Покуда Авдотья Павловна переписывала эти стихи, послышался стук экипажа по мосту. Приехал папа и с ним Мореншильд, Часовников и еще третий, неожиданный гость — Осипов. После обеда папа и Федор Николаевич легли спать, но перед тем заставили меня прочесть стихи Бенедиктова на памятник Крылова. Я попробовала отвертеться, но слова мама «пожалуйста не жеманься!» имеют магическую силу, и, хотя у меня и захватывало дух от волнения, я стала читать своим задавленным голосом. А Федор Николаевич то и дело поддакивал, вскрикивал: «вот как!» и теребил свои бакенбарды.


Среда, 21 июня.

Ежедневно бывает Гох, и мы с ним проводим вдвоем целые часы. Сначала меня это стесняло; я все искала третьего, цеплялась то за одного, то за другого, но все заняты делом, только я бездельна; теперь я привыкла, сижу и вышиваю, а он сидит возле меня и рассказывает мне про Италию, про свое детство и мало ли что еще. Я привыкла к нему, но я все-таки еще его не понимаю. Более ласкового внимания, чем оказывает он мне, еще никто, кажется, мне не оказывал, но я его все-таки не понимаю. Что юн сидит все тут и не работает, он собирался, ведь работать, писать картину. Что он все вздыхает и все порывается говорить, что не должен, и я не должна слушать.

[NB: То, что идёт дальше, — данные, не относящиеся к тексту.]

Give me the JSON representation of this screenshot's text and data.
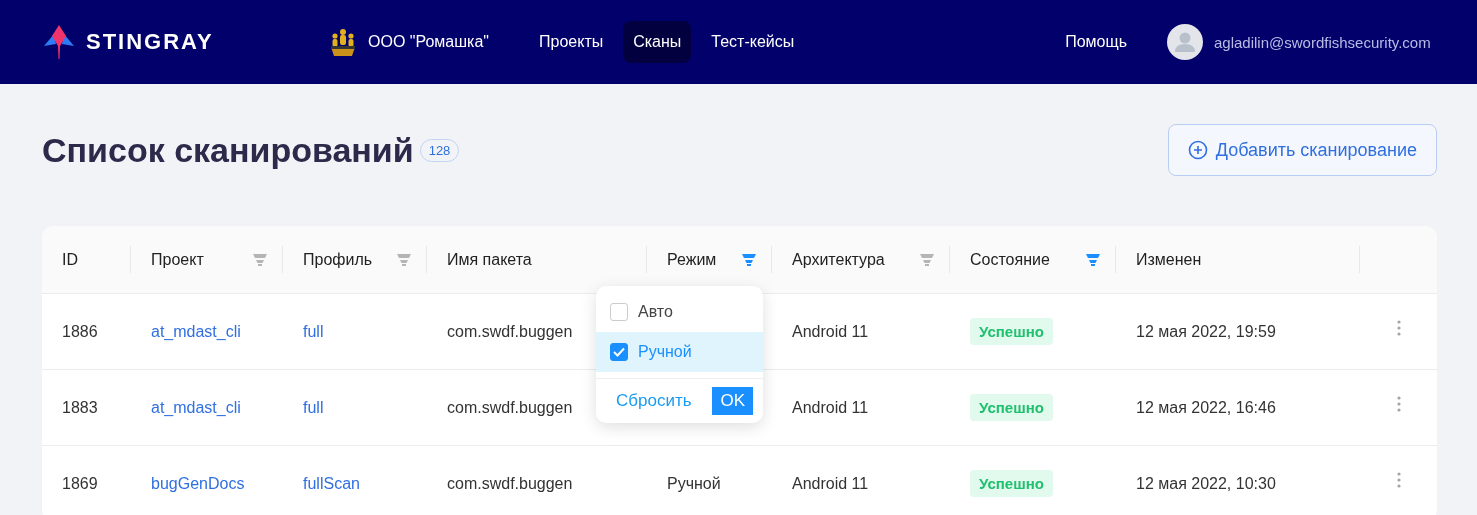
{
  "header": {
    "logo": "STINGRAY",
    "organization": "ООО \"Ромашка\"",
    "nav": [
      {
        "label": "Проекты",
        "selected": false
      },
      {
        "label": "Сканы",
        "selected": true
      },
      {
        "label": "Тест-кейсы",
        "selected": false
      }
    ],
    "help": "Помощь",
    "user_email": "agladilin@swordfishsecurity.com"
  },
  "page": {
    "title": "Список сканирований",
    "count": "128",
    "add_button": "Добавить сканирование"
  },
  "table": {
    "columns": [
      {
        "label": "ID"
      },
      {
        "label": "Проект",
        "filtered": false
      },
      {
        "label": "Профиль",
        "filtered": false
      },
      {
        "label": "Имя пакета"
      },
      {
        "label": "Режим",
        "filtered": true
      },
      {
        "label": "Архитектура",
        "filtered": false
      },
      {
        "label": "Состояние",
        "filtered": true
      },
      {
        "label": "Изменен"
      }
    ],
    "rows": [
      {
        "id": "1886",
        "project": "at_mdast_cli",
        "profile": "full",
        "package": "com.swdf.buggen",
        "architecture": "Android 11",
        "status": "Успешно",
        "modified": "12 мая 2022, 19:59"
      },
      {
        "id": "1883",
        "project": "at_mdast_cli",
        "profile": "full",
        "package": "com.swdf.buggen",
        "architecture": "Android 11",
        "status": "Успешно",
        "modified": "12 мая 2022, 16:46"
      },
      {
        "id": "1869",
        "project": "bugGenDocs",
        "profile": "fullScan",
        "package": "com.swdf.buggen",
        "mode": "Ручной",
        "architecture": "Android 11",
        "status": "Успешно",
        "modified": "12 мая 2022, 10:30"
      }
    ]
  },
  "filter_dropdown": {
    "options": [
      {
        "label": "Авто",
        "checked": false
      },
      {
        "label": "Ручной",
        "checked": true
      }
    ],
    "reset": "Сбросить",
    "ok": "OK"
  }
}
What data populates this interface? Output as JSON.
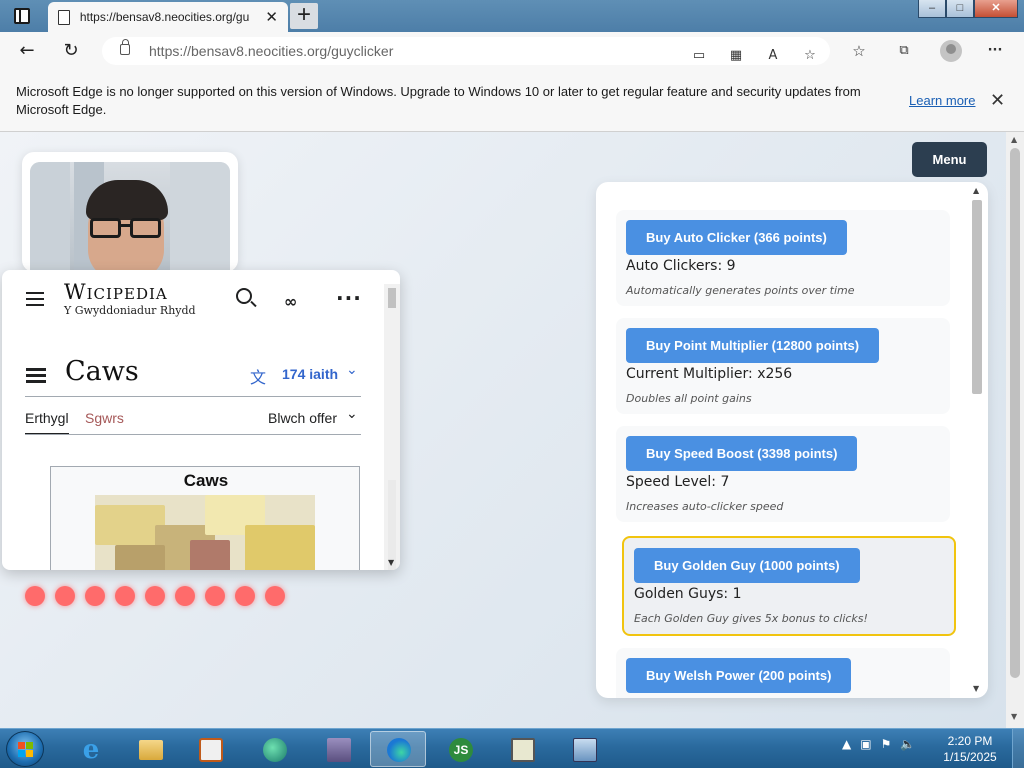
{
  "browser": {
    "tab_title": "https://bensav8.neocities.org/gu",
    "tab_close": "✕",
    "new_tab": "+",
    "window_buttons": {
      "minimize": "–",
      "maximize": "□",
      "close": "✕"
    },
    "url": "https://bensav8.neocities.org/guyclicker",
    "icons": [
      "sidebar-toggle-icon",
      "back-arrow-icon",
      "refresh-icon",
      "lock-icon",
      "app-available-icon",
      "qr-icon",
      "read-aloud-icon",
      "add-favorite-icon",
      "favorites-icon",
      "collections-icon",
      "profile-icon",
      "more-icon"
    ],
    "back": "←",
    "refresh": "↻",
    "more": "···"
  },
  "notice": {
    "text": "Microsoft Edge is no longer supported on this version of Windows. Upgrade to Windows 10 or later to get regular feature and security updates from Microsoft Edge.",
    "learn_more": "Learn more",
    "close": "✕"
  },
  "wiki": {
    "logo": "Wicipedia",
    "subtitle": "Y Gwyddoniadur Rhydd",
    "page_title": "Caws",
    "languages": "174 iaith",
    "tabs": {
      "article": "Erthygl",
      "talk": "Sgwrs",
      "tools": "Blwch offer"
    },
    "infobox_title": "Caws"
  },
  "game": {
    "menu_label": "Menu",
    "dot_count": 9,
    "dot_color": "#ff6b6b",
    "upgrades": [
      {
        "button": "Buy Auto Clicker (366 points)",
        "stat": "Auto Clickers: 9",
        "desc": "Automatically generates points over time"
      },
      {
        "button": "Buy Point Multiplier (12800 points)",
        "stat": "Current Multiplier: x256",
        "desc": "Doubles all point gains"
      },
      {
        "button": "Buy Speed Boost (3398 points)",
        "stat": "Speed Level: 7",
        "desc": "Increases auto-clicker speed"
      },
      {
        "button": "Buy Golden Guy (1000 points)",
        "stat": "Golden Guys: 1",
        "desc": "Each Golden Guy gives 5x bonus to clicks!"
      },
      {
        "button": "Buy Welsh Power (200 points)",
        "stat": "",
        "desc": ""
      }
    ],
    "colors": {
      "button": "#4a90e2",
      "menu": "#2c3e50",
      "golden_border": "#f1c40f"
    }
  },
  "taskbar": {
    "time": "2:20 PM",
    "date": "1/15/2025",
    "pinned": [
      "internet-explorer",
      "file-explorer",
      "media-player",
      "app-green",
      "winrar",
      "edge",
      "js-app",
      "system-monitor",
      "remote-desktop"
    ]
  }
}
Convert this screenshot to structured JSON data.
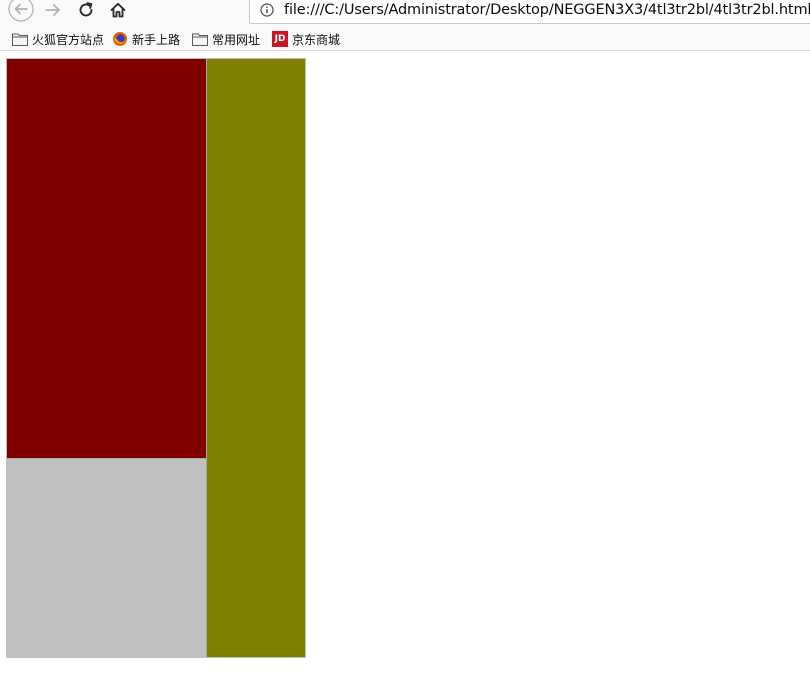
{
  "browser": {
    "url": "file:///C:/Users/Administrator/Desktop/NEGGEN3X3/4tl3tr2bl/4tl3tr2bl.html",
    "toolbar": {
      "back_icon": "arrow-left-icon",
      "forward_icon": "arrow-right-icon",
      "reload_icon": "reload-icon",
      "home_icon": "home-icon",
      "info_icon": "info-icon"
    },
    "bookmarks": [
      {
        "label": "火狐官方站点",
        "icon": "folder-icon"
      },
      {
        "label": "新手上路",
        "icon": "firefox-icon"
      },
      {
        "label": "常用网址",
        "icon": "folder-icon"
      },
      {
        "label": "京东商城",
        "icon": "jd-icon",
        "icon_text": "JD"
      }
    ]
  },
  "page": {
    "cells": [
      {
        "name": "top-left",
        "color": "#800000"
      },
      {
        "name": "bottom-left",
        "color": "#c0c0c0"
      },
      {
        "name": "right",
        "color": "#808000"
      }
    ]
  }
}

Зачем он так относится к своей жене, когда сам на ней женился. Зачем нет-нет, да и кольнет Осипова, а иногда графиню. И вечера наши изменились. Бывало, я проводила их вот как. У дедушки балкон с четырьмя колоннами. В середине проход, лестница в сад, и напротив нее дверь в гостиную. Справа от дверей в гостиную, против двух колонн, диван; на этом диване обыкновенно сидит дедушка и иногда рядом с ним мама. Перед диваном между двух колонн — стол; но между столом и колонной, стоящей у прохода, т. е. у лестницы, есть небольшое пространство, как раз достаточное, чтобы вместить меня. Вот в этом-то пространстве я обыкновенно» и помещалась и слушала стоя, о чем говорят дедушка, и мама; они обыкновенно говорили о политике и о новостях дня. Когда мама не садилась на диван, я все-таки стояла в своем уголке, и тогда дедушка говорил со мной. Дедушка очень умный и много видел и слышал на своем веку. Был в Париже, при графе Маркове, в 1808 году; был в Яссах при главной квартире в 1829 году. Он рассказывает очень занимательно, и я с таким вниманием слушала его, что не чувствовала усталости, стоя иногда часа два сряду. Теперь это все изменилось. Приходит Гох, и меня отсылают к нему, а потом и сам дедушка приходит доканчивать вечер у нас. Правда, братья подрастают, Имберг, Колины товарищи наполняют дом молодым весельем.